Die Seite 3

Die Sprache und das Denken

Foto: DAZ/Kahrmann
Dr. Benjamin Wessinger, Chefredakteur der DAZ

Von der Kammerversammlung in Bayern kam in der vergangenen Woche der Vorschlag, die Forderung nach einem „Rx-Versandverbot“ durch die nach einer „Beschränkung des Versands auf OTC-Arzneimittel“ zu ersetzen. Das klinge weniger bedrohlich für die Bevölkerung, die bei Verbot gleich Angst habe, man wolle ihr etwas wegnehmen. Bei der Kammerversammlung in Nordrhein am Tag darauf kritisierte ein Delegierter, dass von der Sicherung der Vergütung gesprochen wurde – entscheidend sei doch die Sicherung der Versorgung. (Ausführliche Berichte von den Kammerversammlungen der letzten Tage finden Sie ab S. 82.)

Diese berechtigten Einwände bzw. Vorschläge erinnern daran, dass es für die Wirkung des Gesagten manchmal durchaus auf die Wahl des richtigen Begriffs ankommt. Gerade in der Diskussion um das Rx-Versendver … pardon, in der Diskussion um die Beschränkung des Arzneimittelversands auf nicht verschreibungspflichtige Präparate gibt es dafür viele Beispiele.

So handelt es sich bei den Preisnachlässen der ausländischen Versender für einen Gelsenkirchener Kollegen gar nicht um „Boni“. Eigentlich seien das Provisionen (oder gar „Kick-back-Zahlungen“) dafür, dass das Rezept umständlich ins Ausland verschickt wird. Ökonomisch betrachtet, könnte man die Bonigewährung auch als Honorarsenkung ansehen. Wie Reinhard Herzog in der aktuellen Ausgabe des „AWA“ vorrechnet, sogar als eine kräftige: Nur ein Euro Bonus (die Versender gewähren aktuell mindestens zwei Euro) führt in der durchschnittlichen Apotheke zu einem Rohertragsverlust von 37.000 Euro. Und da mit diesem Rückgang keine Kostensenkungen verbunden sind, führt er zu einem Rückgang des Betriebsergebnisses in derselben Höhe!

Oder „Versandapotheke“. Wenn man mit dem Begriff der Apotheke weiterhin die altehrwürdige Offizin meint, in der es gut riecht, Kinder einen Traubenzucker bekommen und hochkompetentes Fachpersonal persönliche Beratung anbietet – dann sollte man diesen Begriff nicht im Zusammenhang mit Online-Händlern verwenden. Die österreichischen Kollegen sprechen übrigens konsequent vom „Fernabsatz“.

Auch beim Honorar sollten wir unsere Formulierungen überdenken.
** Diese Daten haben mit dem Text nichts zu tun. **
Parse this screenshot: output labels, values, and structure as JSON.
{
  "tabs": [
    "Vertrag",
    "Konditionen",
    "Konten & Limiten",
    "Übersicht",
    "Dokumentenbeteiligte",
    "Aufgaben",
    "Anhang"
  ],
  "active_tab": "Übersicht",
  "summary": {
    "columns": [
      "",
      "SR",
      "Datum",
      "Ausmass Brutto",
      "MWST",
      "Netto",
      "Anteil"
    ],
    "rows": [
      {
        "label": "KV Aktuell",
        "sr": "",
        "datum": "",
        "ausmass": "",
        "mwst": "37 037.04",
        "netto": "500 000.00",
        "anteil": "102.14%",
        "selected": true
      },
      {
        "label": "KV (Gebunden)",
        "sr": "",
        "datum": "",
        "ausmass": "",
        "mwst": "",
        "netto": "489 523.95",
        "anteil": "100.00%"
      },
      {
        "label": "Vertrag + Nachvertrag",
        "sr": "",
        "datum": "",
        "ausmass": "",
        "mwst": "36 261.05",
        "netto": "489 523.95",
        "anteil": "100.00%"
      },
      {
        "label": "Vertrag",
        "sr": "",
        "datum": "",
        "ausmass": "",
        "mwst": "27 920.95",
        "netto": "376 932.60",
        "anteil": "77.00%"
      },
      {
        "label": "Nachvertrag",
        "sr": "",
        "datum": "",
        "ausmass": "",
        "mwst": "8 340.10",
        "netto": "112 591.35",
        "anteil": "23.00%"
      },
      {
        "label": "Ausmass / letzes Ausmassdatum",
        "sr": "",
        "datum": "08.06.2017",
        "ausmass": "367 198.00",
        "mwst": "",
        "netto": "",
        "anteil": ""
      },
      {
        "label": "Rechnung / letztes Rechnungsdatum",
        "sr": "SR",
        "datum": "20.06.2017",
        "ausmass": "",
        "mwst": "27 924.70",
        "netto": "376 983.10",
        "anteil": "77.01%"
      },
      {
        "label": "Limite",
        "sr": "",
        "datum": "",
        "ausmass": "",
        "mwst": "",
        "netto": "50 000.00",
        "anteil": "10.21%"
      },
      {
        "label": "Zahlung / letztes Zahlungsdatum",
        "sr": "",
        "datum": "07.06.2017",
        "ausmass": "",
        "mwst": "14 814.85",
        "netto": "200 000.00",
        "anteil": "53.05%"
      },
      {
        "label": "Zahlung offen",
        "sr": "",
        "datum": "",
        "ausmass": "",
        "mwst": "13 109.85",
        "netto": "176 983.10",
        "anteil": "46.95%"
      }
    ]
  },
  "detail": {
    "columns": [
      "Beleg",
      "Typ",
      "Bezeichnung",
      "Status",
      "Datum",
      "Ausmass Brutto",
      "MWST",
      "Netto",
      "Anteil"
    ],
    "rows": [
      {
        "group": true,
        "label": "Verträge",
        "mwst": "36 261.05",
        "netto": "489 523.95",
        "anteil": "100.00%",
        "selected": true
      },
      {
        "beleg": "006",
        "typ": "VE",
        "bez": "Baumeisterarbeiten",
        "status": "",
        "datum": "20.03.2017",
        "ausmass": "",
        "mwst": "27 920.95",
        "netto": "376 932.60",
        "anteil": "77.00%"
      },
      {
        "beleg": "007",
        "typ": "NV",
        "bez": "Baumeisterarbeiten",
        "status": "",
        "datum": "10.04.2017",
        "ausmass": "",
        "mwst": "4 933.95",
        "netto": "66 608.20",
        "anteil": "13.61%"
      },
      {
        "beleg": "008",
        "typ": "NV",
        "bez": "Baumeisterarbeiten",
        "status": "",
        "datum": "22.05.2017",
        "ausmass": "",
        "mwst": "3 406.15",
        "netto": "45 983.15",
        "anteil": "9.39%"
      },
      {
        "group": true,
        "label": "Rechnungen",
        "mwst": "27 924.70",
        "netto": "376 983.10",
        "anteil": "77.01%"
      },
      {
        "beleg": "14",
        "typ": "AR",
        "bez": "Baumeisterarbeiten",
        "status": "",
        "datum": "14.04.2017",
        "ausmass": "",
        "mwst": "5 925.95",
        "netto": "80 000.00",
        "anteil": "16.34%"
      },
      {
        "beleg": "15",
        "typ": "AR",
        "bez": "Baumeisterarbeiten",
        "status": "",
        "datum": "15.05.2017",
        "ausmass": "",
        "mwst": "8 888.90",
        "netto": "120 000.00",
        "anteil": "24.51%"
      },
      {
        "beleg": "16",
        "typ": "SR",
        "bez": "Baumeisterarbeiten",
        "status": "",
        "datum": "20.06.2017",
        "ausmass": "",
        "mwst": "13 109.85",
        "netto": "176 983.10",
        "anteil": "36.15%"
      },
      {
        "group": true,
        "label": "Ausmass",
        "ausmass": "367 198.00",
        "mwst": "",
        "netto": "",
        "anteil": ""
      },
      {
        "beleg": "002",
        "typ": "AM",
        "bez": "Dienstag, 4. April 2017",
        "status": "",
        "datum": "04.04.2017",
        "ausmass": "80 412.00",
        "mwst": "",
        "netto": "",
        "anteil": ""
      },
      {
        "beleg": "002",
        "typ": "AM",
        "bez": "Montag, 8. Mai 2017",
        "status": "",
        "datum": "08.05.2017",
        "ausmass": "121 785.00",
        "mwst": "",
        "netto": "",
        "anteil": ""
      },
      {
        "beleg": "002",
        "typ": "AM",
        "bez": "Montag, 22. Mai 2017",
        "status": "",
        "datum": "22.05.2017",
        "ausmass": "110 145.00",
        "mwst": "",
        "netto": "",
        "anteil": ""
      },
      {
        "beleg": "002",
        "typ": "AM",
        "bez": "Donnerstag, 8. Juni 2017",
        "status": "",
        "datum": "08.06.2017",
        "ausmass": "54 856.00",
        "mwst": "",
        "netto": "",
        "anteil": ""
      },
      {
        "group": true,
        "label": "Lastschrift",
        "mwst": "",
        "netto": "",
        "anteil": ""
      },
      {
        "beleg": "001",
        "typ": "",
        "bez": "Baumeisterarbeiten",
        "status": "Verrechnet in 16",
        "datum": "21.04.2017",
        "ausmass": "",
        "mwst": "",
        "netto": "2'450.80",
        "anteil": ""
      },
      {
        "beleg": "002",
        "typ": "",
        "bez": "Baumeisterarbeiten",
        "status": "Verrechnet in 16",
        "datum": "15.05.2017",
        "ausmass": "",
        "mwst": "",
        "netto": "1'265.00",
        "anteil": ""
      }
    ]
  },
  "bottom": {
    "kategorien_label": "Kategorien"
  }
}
Der Apotheker bekommt nur in unter 10 Prozent der Abgaben tatsächlich 8,35 Euro Fixhonorar – nämlich wenn der Kunde privat bezahlt. In über 90 Prozent der Rx-Abgaben wird der „Kassenabschlag“ fällig (der bei den Krankenkassen übrigens „Apothekenabschlag“ heißt). Vielleicht sollte man aufhören, von „den 8,35 Euro“ zu reden. Die Honorierung beträgt nur 6,86 Euro! (Der Kassenabschlag beträgt 1,77 Euro brutto, ohne Mehrwertsteuer also 1,49 Euro.)

Das Wort „Kunde“ ist ein besonders schwieriger Fall. Zumindest bei Abgaben zulasten der GKV ist der Kunde eigentlich die Krankenkasse, die ja die Rechnung bezahlt. Vor dem HV-Tisch steht ein Patient! Es spricht viel dafür, auch in Fällen der Selbstmedikation lieber von Patienten als von Kunden zu sprechen – „Verbraucher“ oder gar „Konsument“ hört man eigentlich nur von Nicht-Apothekern. Schon vor Jahren sagte ein Arzt auf der Interpharm, dass er es bemerkenswert finde, dass der Mensch auf dem Weg von der Arztpraxis zur Apotheke vom Patienten zum Kunden werde …

Man muss bestimmt nicht so weit gehen, dass Wort „Apotheke“ ob seines altgriechischen Ursprungs als „Lagerraum“ abzulehnen. Aber ein sorgfältiger Umgang mit den Begrifflichkeiten schärft nicht nur beim Zuhörer, sondern auch beim Sprecher das Bewusstsein – und prägt das Denken!